For millennia, a prehistoric plague swept across Eurasia with alarming speed. Scientists have detected its presence in human remains found far apart, long before the Black Death made the disease infamous. What confused researchers was how the plague spread so widely without fleas, which later played a key role in medieval outbreaks.
New research may finally explain this puzzle. A study published in Cell and reported by ScienceAlert suggests that the earliest known carrier of plague was a domesticated sheep. This provides the first solid evidence that Bronze Age plague spread through animals traveling with humans. Researchers identified DNA from Yersinia pestis, the plague-causing bacterium, in a 4,000-year-old sheep tooth uncovered at Arkaim in present-day southern Russia. The strain belongs to the Late Neolithic–Bronze Age lineage, an early form of plague incapable of infecting fleas, leaving scientists long unsure how it moved across vast regions.
The finding came from a broader project examining how livestock migrated with people from the Fertile Crescent into Eurasia. The team analyzed ancient DNA from cattle, goats, and sheep—material that is often degraded and contaminated.
“When we test livestock DNA in ancient samples, we get a complex genetic mix of contamination,” said Taylor Hermes, an archaeologist at the University of Arkansas and the study’s lead author. “That makes it hard to isolate animal DNA, but it also allows us to detect pathogens that may have infected both herds and their handlers.”
That approach paid off with the Arkaim sheep.
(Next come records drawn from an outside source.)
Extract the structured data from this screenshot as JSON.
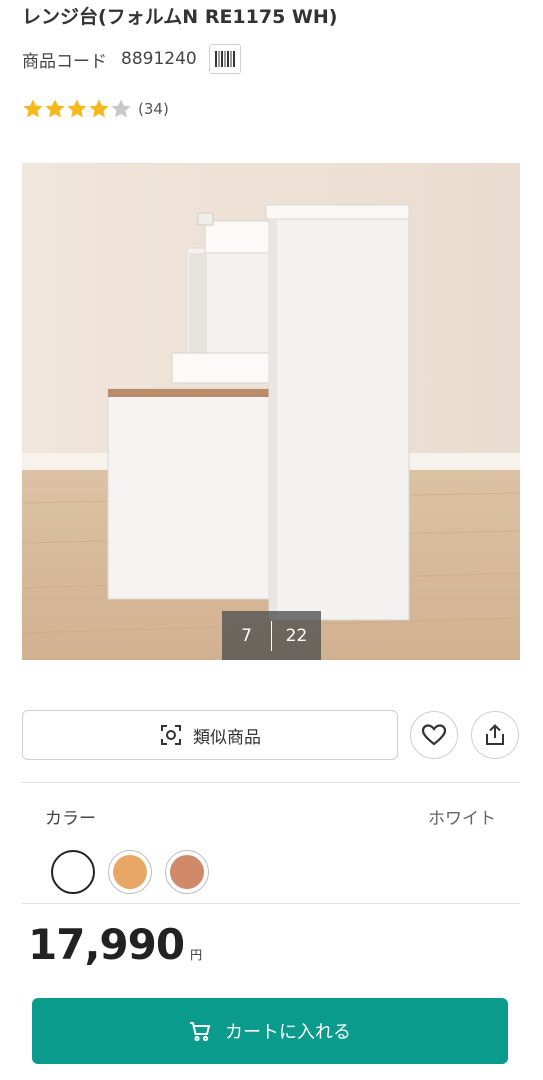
{
  "product": {
    "title": "レンジ台(フォルムN RE1175 WH)",
    "code_label": "商品コード",
    "code_value": "8891240",
    "rating": 4,
    "rating_max": 5,
    "review_count": "(34)"
  },
  "gallery": {
    "current": "7",
    "total": "22"
  },
  "actions": {
    "similar_label": "類似商品"
  },
  "color": {
    "label": "カラー",
    "selected_name": "ホワイト",
    "swatches": [
      "#ffffff",
      "#e8a765",
      "#d08a6a"
    ]
  },
  "price": {
    "amount": "17,990",
    "unit": "円"
  },
  "cart": {
    "label": "カートに入れる"
  },
  "colors": {
    "accent": "#0a9b8d",
    "star_filled": "#f6b91b",
    "star_empty": "#c8c8c8"
  }
}
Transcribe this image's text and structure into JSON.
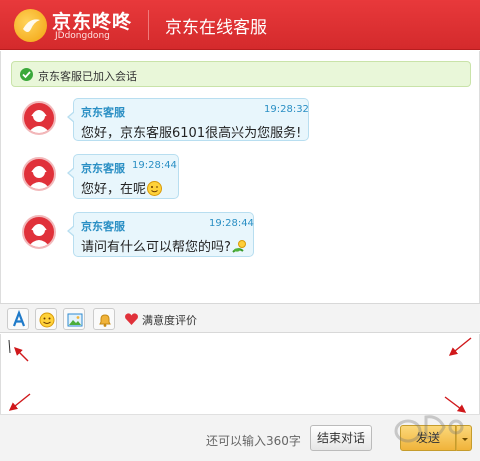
{
  "header": {
    "brand_cn": "京东咚咚",
    "brand_en": "JDdongdong",
    "title": "京东在线客服"
  },
  "notice": {
    "text": "京东客服已加入会话",
    "icon": "check-circle-icon"
  },
  "messages": [
    {
      "sender": "京东客服",
      "time": "19:28:32",
      "text": "您好，京东客服6101很高兴为您服务!",
      "emoji": ""
    },
    {
      "sender": "京东客服",
      "time": "19:28:44",
      "text": "您好，在呢",
      "emoji": "wink-face-icon"
    },
    {
      "sender": "京东客服",
      "time": "19:28:44",
      "text": "请问有什么可以帮您的吗?",
      "emoji": "flower-icon"
    }
  ],
  "toolbar": {
    "items": [
      "font-icon",
      "emoji-icon",
      "image-icon",
      "bell-icon"
    ],
    "rating_label": "满意度评价",
    "rating_icon": "heart-icon"
  },
  "footer": {
    "counter": "还可以输入360字",
    "end_label": "结束对话",
    "send_label": "发送"
  },
  "colors": {
    "header_red": "#e0313a",
    "bubble_bg": "#e8f6fc",
    "sender_blue": "#2a8fc4",
    "send_yellow": "#f0b33a",
    "annotation_arrow": "#d0181b"
  }
}
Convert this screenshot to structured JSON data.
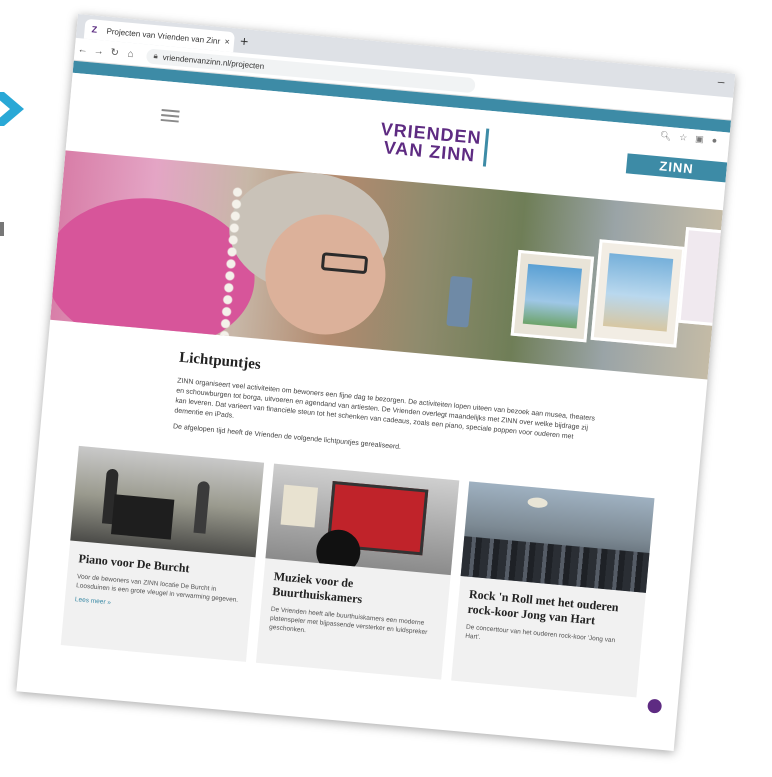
{
  "browser": {
    "tab_title": "Projecten van Vrienden van Zinn",
    "favicon": "Z",
    "tab_close": "×",
    "new_tab": "+",
    "url": "vriendenvanzinn.nl/projecten",
    "window_min": "–"
  },
  "site": {
    "logo_line1": "VRIENDEN",
    "logo_line2": "VAN ZINN",
    "zinn_label": "ZINN",
    "colors": {
      "purple": "#5e2b82",
      "teal": "#3d8ba6"
    }
  },
  "section": {
    "title": "Lichtpuntjes",
    "body": "ZINN organiseert veel activiteiten om bewoners een fijne dag te bezorgen. De activiteiten lopen uiteen van bezoek aan musea, theaters en schouwburgen tot borga, uitvoeren en agendand van artiesten. De Vrienden overlegt maandelijks met ZINN over welke bijdrage zij kan leveren. Dat varieert van financiële steun tot het schenken van cadeaus, zoals een piano, speciale poppen voor ouderen met dementie en iPads.",
    "intro_cards": "De afgelopen tijd heeft de Vrienden de volgende lichtpuntjes gerealiseerd."
  },
  "cards": [
    {
      "title": "Piano voor De Burcht",
      "text": "Voor de bewoners van ZINN locatie De Burcht in Loosduinen is een grote vleugel in verwarming gegeven.",
      "more": "Lees meer »"
    },
    {
      "title": "Muziek voor de Buurthuiskamers",
      "text": "De Vrienden heeft alle buurthuiskamers een moderne platenspeler met bijpassende versterker en luidspreker geschonken.",
      "more": ""
    },
    {
      "title": "Rock 'n Roll met het ouderen rock-koor Jong van Hart",
      "text": "De concerttour van het ouderen rock-koor 'Jong van Hart'.",
      "more": ""
    }
  ]
}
The plague DNA matched strains previously identified in human remains found thousands of miles apart, directly linking animal movement to human infection during this era.
“It had to be more than just people moving,” Hermes said. “This sheep gave us the breakthrough.”
Researchers now believe the disease spread through interactions between humans, livestock, and an unknown natural reservoir, likely rodents native to the Eurasian steppe. As sheep grazed across wide grasslands, they may have encountered infected wildlife and transmitted the bacterium within herds and to people—or possibly the other way around.
Ancient animal diseases are rarely preserved. Livestock were not carefully buried, and many remains come from cooked food, which destroys DNA. This makes the discovery especially unusual.
While a single genome does not answer every question, this one ancient sheep significantly narrows the mystery, shedding new light on how one of humanity’s earliest pandemics may have traveled alongside the animals people relied on most.